Again, it eluded her.
She shook herself, partly in annoyance, partly to bring herself back to the present and cabin 648. "He's awfully slow in bringing that baggage, isn't he?" she asked.
Amelia looked at her watch. "Yes, he's been gone fifteen minutes," she answered. "Maybe you had better ring for another steward, Nan. There is something queer about all of this."
"Yes, do!" Grace urged. "I feel rather frightened."
"Now there is no sense in getting all worked up over nothing." Nan was the only one who really appeared calm. "Baggage often gets mixed in the boats."
"Nan, will you please stop being calm, and do something?" Bess was working herself up into a real frenzy. "Maybe someone has stolen your luggage."
"Then you'll have to wear my clothes and will you ever be a sight!" This from Amelia who was fully two inches taller than Nan and much, much thinner.
"Or mine," This for Laura who was shorter than Nan, and plumper.
"I thank you all, but I guess I'll wear my own." Nan stepped toward the doorway as a steward knocked.
"Miss Sherwood?" he asked. Nan opened the door.
"Why-y-y, yes," she answered, hesitantly, for it was not the same steward who had taken the other bag away.
"Your bag, I believe," he half questioned as he dropped it inside the doorway and left.
The girls could hardly wait until they had examined it. The number on the tag was wrong just as the mysterious visitor had said, and the bag did look much like the other.
"Nan, get your keys!" It was Laura speaking. "It looks to me as though this lock has been meddled with."
"Right here," Nan opened her purse.
The six girls all stooped over the bag, as Laura tried the key. "Oh, that isn't the right one." She was impatient at the delay.
Nan handed her another.
"Please, will you all move round so I have more light?" Laura asked.
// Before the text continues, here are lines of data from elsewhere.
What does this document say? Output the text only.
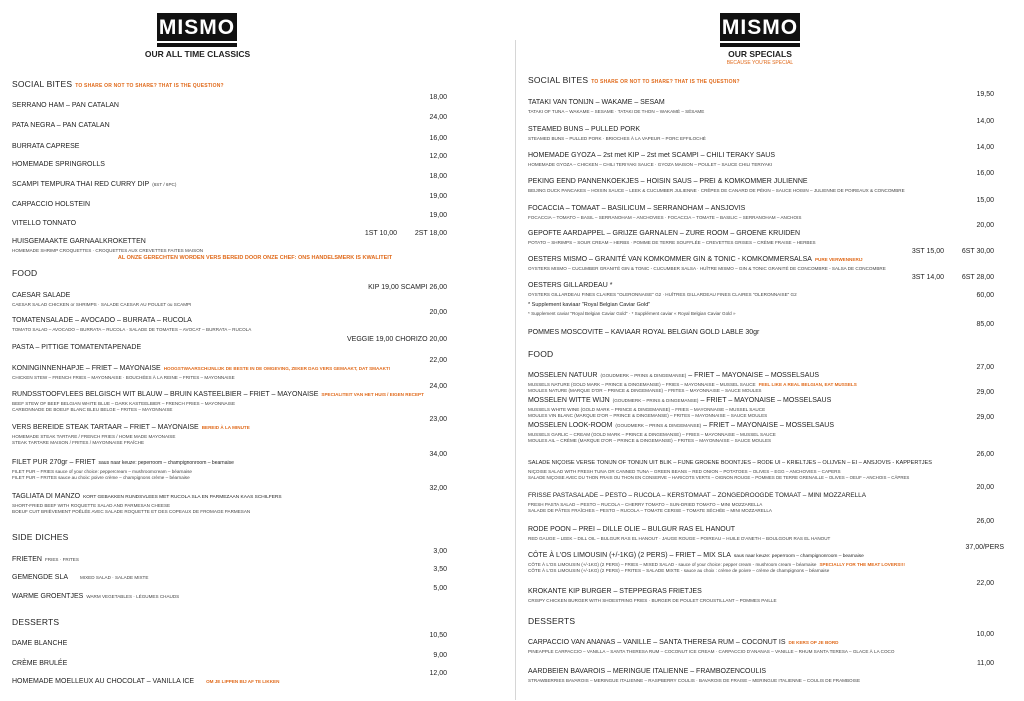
MISMO
OUR ALL TIME CLASSICS
SOCIAL BITES TO SHARE OR NOT TO SHARE? THAT IS THE QUESTION?
SERRANO HAM – PAN CATALAN
18,00
PATA NEGRA – PAN CATALAN
24,00
BURRATA CAPRESE
16,00
HOMEMADE SPRINGROLLS
12,00
SCAMPI TEMPURA THAI RED CURRY DIP (6ST / 6PC)
18,00
CARPACCIO HOLSTEIN
19,00
VITELLO TONNATO
19,00
HUISGEMAAKTE GARNAALKROKETTEN
HOMEMADE SHRIMP CROQUETTES · CROQUETTES AUX CREVETTES FAITES MAISON
1ST 10,00	2ST 18,00
AL ONZE GERECHTEN WORDEN VERS BEREID DOOR ONZE CHEF: ONS HANDELSMERK IS KWALITEIT
FOOD
CAESAR SALADE
CAESAR SALAD CHICKEN or SHRIMPS · SALADE CAESAR AU POULET ou SCAMPI
KIP 19,00 SCAMPI 26,00
TOMATENSALADE – AVOCADO – BURRATA – RUCOLA
TOMATO SALAD – AVOCADO – BURRATA – RUCOLA · SALADE DE TOMATES – AVOCAT – BURRATA – RUCOLA
20,00
PASTA – PITTIGE TOMATENTAPENADE
VEGGIE 19,00 CHORIZO 20,00
KONINGINNENHAPJE – FRIET – MAYONAISE HOOGSTWAARSCHIJNLIJK DE BESTE IN DE OMGEVING, ZEKER DAG VERS GEMAAKT, DAT SMAAKT!
CHICKEN STEW – FRENCH FRIES – MAYONNAISE · BOUCHÉES À LA REINE – FRITES – MAYONNAISE
22,00
RUNDSSTOOFVLEES BELGISCH WIT BLAUW – BRUIN KASTEELBIER – FRIET – MAYONAISE SPECIALITEIT VAN HET HUIS / EIGEN RECEPT
BEEF STEW OF BEEF BELGIAN WHITE BLUE – DARK KASTEELBIER – FRENCH FRIES – MAYONNAISE
CARBONNADE DE BOEUF BLANC BLEU BELGE – FRITES – MAYONNAISE
24,00
VERS BEREIDE STEAK TARTAAR – FRIET – MAYONAISE BEREID À LA MINUTE
HOMEMADE STEAK TARTARE / FRENCH FRIES / HOME MADE MAYONAISE
STEAK TARTARE MAISON / FRITES / MAYONNAISE FRAÎCHE
23,00
FILET PUR 270gr – FRIET saus naar keuze: peperroom – champignonroom – bearnaise
FILET PUR – FRIES sauce of your choice: peppercream – mushroomcream – béarnaise
FILET PUR – FRITES sauce au choix: poivre crème – champignons crème – béarnaise
34,00
TAGLIATA DI MANZO KORT GEBAKKEN RUNDSVLEES MET RUCOLA SLA EN PARMEZAAN KAAS SCHILFERS
SHORT-FRIED BEEF WITH ROQUETTE SALAD AND PARMESAN CHEESE
BOEUF CUIT BRIÈVEMENT POÊLÉE AVEC SALADE ROQUETTE ET DES COPEAUX DE FROMAGE PARMESAN
32,00
SIDE DICHES
FRIETEN FRIES · FRITES
3,00
GEMENGDE SLA	MIXED SALAD · SALADE MIXTE
3,50
WARME GROENTJES WARM VEGETABLES · LÉGUMES CHAUDS
5,00
DESSERTS
DAME BLANCHE
10,50
CRÈME BRULÉE
9,00
HOMEMADE MOELLEUX AU CHOCOLAT – VANILLA ICE	OM JE LIPPEN BIJ AF TE LIKKEN
12,00
MISMO
OUR SPECIALS
BECAUSE YOU'RE SPECIAL
SOCIAL BITES TO SHARE OR NOT TO SHARE? THAT IS THE QUESTION?
TATAKI VAN TONIJN – WAKAME – SESAM
TATAKI OF TUNA – WAKAME – SESAME · TATAKI DE THON – WAKAMÉ – SÉSAME
19,50
STEAMED BUNS – PULLED PORK
STEAMED BUNS – PULLED PORK · BRIOCHES À LA VAPEUR – PORC EFFILOCHÉ
14,00
HOMEMADE GYOZA – 2st met KIP – 2st met SCAMPI – CHILI TERAKY SAUS
HOMEMADE GYOZA – CHICKEN – CHILI TERIYAKI SAUCE · GYOZA MAISON – POULET – SAUCE CHILI TERIYAKI
14,00
PEKING EEND PANNENKOEKJES – HOISIN SAUS – PREI & KOMKOMMER JULIENNE
BEIJING DUCK PANCAKES – HOISIN SAUCE – LEEK & CUCUMBER JULIENNE · CRÊPES DE CANARD DE PÉKIN – SAUCE HOISIN – JULIENNE DE POIREAUX & CONCOMBRE
16,00
FOCACCIA – TOMAAT – BASILICUM – SERRANOHAM – ANSJOVIS
FOCACCIA – TOMATO – BASIL – SERRANOHAM – ANCHOVIES · FOCACCIA – TOMATE – BASILIC – SERRANOHAM – ANCHOIS
15,00
GEPOFTE AARDAPPEL – GRIJZE GARNALEN – ZURE ROOM – GROENE KRUIDEN
POTATO – SHRIMPS – SOUR CREAM – HERBS · POMME DE TERRE SOUFFLÉE – CREVETTES GRISES – CRÈME FRAISE – HERBES
20,00
OESTERS MISMO – GRANITÉ VAN KOMKOMMER GIN & TONIC - KOMKOMMERSALSA PURE VERWENNERIJ
OYSTERS MISMO – CUCUMBER GRANITÉ GIN & TONIC - CUCUMBER SALSA · HUÎTRE MISMO – GIN & TONIC GRANITÉ DE CONCOMBRE - SALSA DE CONCOMBRE
3ST 15,00	6ST 30,00
OESTERS GILLARDEAU *
OYSTERS GILLARDEAU FINES CLAIRES "OLERONNAISE" G2 · HUÎTRES GILLARDEAU FINES CLAIRES "OLERONNAISE" G2
3ST 14,00	6ST 28,00
* Supplement kaviaar "Royal Belgian Caviar Gold"
* Supplement caviar "Royal Belgian Caviar Gold" · * Supplément caviar « Royal Belgian Caviar Gold »
60,00
POMMES MOSCOVITE – KAVIAAR ROYAL BELGIAN GOLD LABLE 30gr
85,00
FOOD
MOSSELEN NATUUR (GOUDMERK – PRINS & DINGEMANSE) – FRIET – MAYONAISE – MOSSELSAUS
MUSSELS NATURE (GOLD MARK – PRINCE & DINGEMANSE) – FRIES – MAYONNAISE – MUSSEL SAUCE FEEL LIKE A REAL BELGIAN, EAT MUSSELS
MOULES NATURE (MARQUE D'OR – PRINCE & DINGEMANSE) – FRITES – MAYONNAISE – SAUCE MOULES
27,00
MOSSELEN WITTE WIJN (GOUDMERK – PRINS & DINGEMANSE) – FRIET – MAYONAISE – MOSSELSAUS
MUSSELS WHITE WINE (GOLD MARK – PRINCE & DINGEMANSE) – FRIES – MAYONNAISE – MUSSEL SAUCE
MOULES VIN BLANC (MARQUE D'OR – PRINCE & DINGEMANSE) – FRITES – MAYONNAISE – SAUCE MOULES
29,00
MOSSELEN LOOK-ROOM (GOUDMERK – PRINS & DINGEMANSE) – FRIET – MAYONAISE – MOSSELSAUS
MUSSELS GARLIC – CREAM (GOLD MARK – PRINCE & DINGEMANSE) – FRIES – MAYONNAISE – MUSSEL SAUCE
MOULES AIL – CRÈME (MARQUE D'OR – PRINCE & DINGEMANSE) – FRITES – MAYONNAISE – SAUCE MOULES
29,00
SALADE NIÇOISE VERSE TONIJN OF TONIJN UIT BLIK – FIJNE GROENE BOONTJES – RODE UI – KRIELTJES – OLIJVEN – EI – ANSJOVIS - KAPPERTJES
NIÇOISE SALAD WITH FRESH TUNA OR CANNED TUNA – GREEN BEANS – RED ONION – POTATOES – OLIVES – EGG – ANCHOVIES – CAPERS
SALADE NIÇOISE AVEC DU THON FRAIS OU THON EN CONSERVE – HARICOTS VERTS – OIGNON ROUGE – POMMES DE TERRE GRENAILLE – OLIVES – OEUF – ANCHOIS – CÂPRES
26,00
FRISSE PASTASALADE – PESTO – RUCOLA – KERSTOMAAT – ZONGEDROOGDE TOMAAT – MINI MOZZARELLA
FRESH PASTA SALAD – PESTO – RUCOLA – CHERRY TOMATO – SUN-DRIED TOMATO – MINI MOZZARELLA
SALADE DE PÂTES FRAÎCHES – PESTO – RUCOLA – TOMATE CERISE – TOMATE SÉCHÉE – MINI MOZZARELLA
20,00
RODE POON – PREI – DILLE OLIE – BULGUR RAS EL HANOUT
RED GAUGE – LEEK – DILL OIL – BULGUR RAS EL HANOUT · JAUGE ROUGE – POIREAU – HUILE D'ANETH – BOULGOUR RAS EL HANOUT
26,00
CÔTE À L'OS LIMOUSIN (+/-1KG) (2 PERS) – FRIET – MIX SLA saus naar keuze: peperroom – champignonroom – bearnaise
CÔTE À L'OS LIMOUSIN (+/-1KG) (2 PERS) – FRIES – MIXED SALAD - sauce of your choice: pepper cream - mushroom cream – béarnaise SPECIALLY FOR THE MEAT LOVERS!!!
CÔTE À L'OS LIMOUSIN (+/-1KG) (2 PERS) – FRITES – SALADE MIXTE - sauce au choix : crème de poivre – crème de champignons – béarnaise
37,00/PERS
KROKANTE KIP BURGER – STEPPEGRAS FRIETJES
CRISPY CHICKEN BURGER WITH SHOESTRING FRIES · BURGER DE POULET CROUSTILLANT – POMMES PAILLE
22,00
DESSERTS
CARPACCIO VAN ANANAS – VANILLE – SANTA THERESA RUM – COCONUT IS DE KERS OP JE BORD
PINEAPPLE CARPACCIO – VANILLA – SANTA THERESA RUM – COCONUT ICE CREAM · CARPACCIO D'ANANAS – VANILLE – RHUM SANTA TERESA – GLACE À LA COCO
10,00
AARDBEIEN BAVAROIS – MERINGUE ITALIENNE – FRAMBOZENCOULIS
STRAWBERRIES BAVAROIS – MERINGUE ITALIENNE – RASPBERRY COULIS · BAVAROIS DE FRAISE – MERINGUE ITALIENNE – COULIS DE FRAMBOISE
11,00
"This doesn't seem to fit, either."
They stood up and watched her.
"Something is wrong, Nan." Laura moved to one side. "Here, you try."
Nan took the key, fussed with the lock a second, pus.h.i.+ng and pulling, until finally the case flew open.
CHAPTER XI
BESS HOLDS HER TEMPER
Nan said nothing, but sat staring at the contents, a puzzled expression on her face. The girls looked from the trunk to Nan and back to the trunk again.
"Everything is all right, isn't it?" Bess asked the question.
"I--don't----know." Nan answered slowly and doubtfully. "Everything seems to be as I left it. Yet somehow it's all changed too."
"What do you mean?" Grace questioned timidly.
Nan looked up from her place on the floor into the anxious faces of the girls around her. "I'm as baffled as you are," she admitted. "I can't really tell whether anyone has touched the things in my trunk or not.
The underwear--slips--stockings--blouses" she touched each pile of things as she named it,--"pajamas, and even the dresses, are folded the same and in the same places as they were when I packed. I'm sure of that.
"Still, when that case flew open, I had a peculiar feeling that someone besides myself had been through it and touched everything there."
"Ugh." Bess shuddered. "Don't say things like that, Nan. They give me the creeps."